A Houthi-controlled prosecutorial body recently concluded investigations into a case it is bringing against the 10 journalists, and will hold trial proceedings for them after Ramadan concludes in early June, the journalists' lawyer, Abdel Majeed Farea Sabra, told CPJ. The journalists are Abdulkhaleq Amran, Hesham Tarmoum, Hareth Hameed, Akram al-Waleedi, Essam Balghaith, Hisham al-Yousifi, Haitham al-Shihab, Hassan Anaab, Tawfiq al-Mansouri, and Salah al-Qaedy. In December 2017, CPJ documented the detention and abuse of all 10 journalists, alongside several others.
Sabra told CPJ that the Houthis accuse the journalists of "aiding the coalition against Yemen," referring to the Saudi-led military coalition supporting the internationally recognized government, and "spreading news and rumors" in aiding them against the Houthis. Sabra told CPJ that part of the reason the Houthis were just now initiating what they describe as a trial is because the Houthi leaders were trying to have them released as part of a prisoner exchange deal with the Yemeni government.
CPJ was not able to verify this claim; however, CPJ has previously reported on journalists detained by the Houthis who were released during prisoner exchanges. Journalists have told CPJ that Houthi authorities consider them to be indistinguishable from armed combatants. Sabra noted that Yemeni law and the constitution require authorities to either release detained suspects or refer them to the judicial system within 24 hours, and told CPJ that he had sent the Houthis a petition demanding the journalists' release.
Mohammad Abdulsalam, a spokesman for Ansar Allah, did not immediately respond to CPJ's email concerning any upcoming proceedings involving the journalists, reports that they would be released as part of a prisoner exchange, or allegations of torture during their detention.

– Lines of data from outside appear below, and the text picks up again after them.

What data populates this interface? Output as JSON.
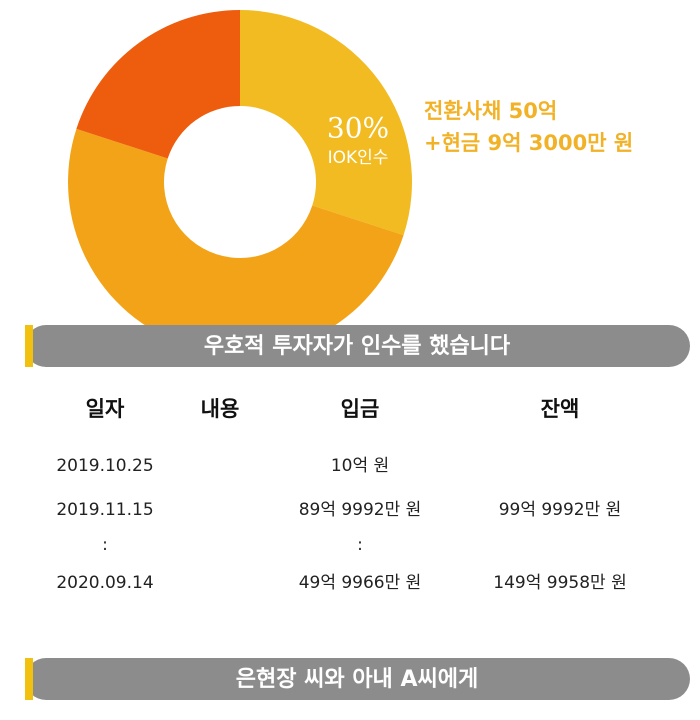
{
  "chart_data": {
    "type": "pie",
    "values": [
      30,
      50,
      20
    ],
    "colors": [
      "#f2bb22",
      "#f3a317",
      "#ee5c0e"
    ],
    "value_labels": [
      "30%",
      null,
      null
    ],
    "annotation": "IOK인수",
    "callout": [
      "전환사채 50억",
      "+현금 9억 3000만 원"
    ],
    "callout_color": "#f2b227"
  },
  "banners": [
    "우호적 투자자가 인수를 했습니다",
    "은현장 씨와 아내 A씨에게"
  ],
  "table": {
    "header": [
      "일자",
      "내용",
      "입금",
      "잔액"
    ],
    "rows": [
      [
        "2019.10.25",
        null,
        "10억 원",
        null
      ],
      [
        "2019.11.15",
        null,
        "89억 9992만 원",
        "99억 9992만 원"
      ],
      [
        ":",
        null,
        ":",
        null
      ],
      [
        "2020.09.14",
        null,
        "49억 9966만 원",
        "149억 9958만 원"
      ]
    ]
  }
}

Abdullah al-Mansouri, the brother of Tawfiq al-Mansouri, told CPJ via messaging app that he has not been allowed to visit his brother for long stretches of time, and that male family members are often barred from visiting the detainees. Other family members are permitted more frequent, albeit brief, visits. Al-Mansouri added that he and the other relatives have not been allowed to visit his brother at all during Ramadan, and that Houthi authorities refused to allow them to deliver food, clothing, or medicine. Al-Mansouri said he fears the journalists will be executed as a result of the proceedings.
In an undated written document detailing the conditions of journalists sent to CPJ, al-Mansouri said that at certain points the Houthis only permit female relatives to visit the detained journalists, and that the visits are always conducted with a Houthi gunman present.
Al-Mansouri wrote in the document that the Houthi captors allowed his brother to make one phone call to the family since he was detained, and that his brother is currently suffering from a heart ailment and shortness of breath. Al-Mansouri also wrote that the nine journalists detained along with his brother in the same cell suffer from ailments including chronic headaches, hearing loss, dizziness, and severe stomach pain as a result of malnutrition and abuse in Houthi custody.
Sabra told CPJ that he has only been able to meet with the journalists twice, in September 2018 and November 2018, and is unable to communicate freely with them. According to Sabra, the Houthis forbid lawyers from being present during interrogations, and since November 2018 he has received news of their ill-treatment from the relatives who are allowed to visit them.
The Houthis have detained additional journalists, according to CPJ reporting. Journalists and media outlets have also suffered from airstrikes, arson attacks, arbitrary detentions, and other press freedom violations by both sides in the Yemeni conflict.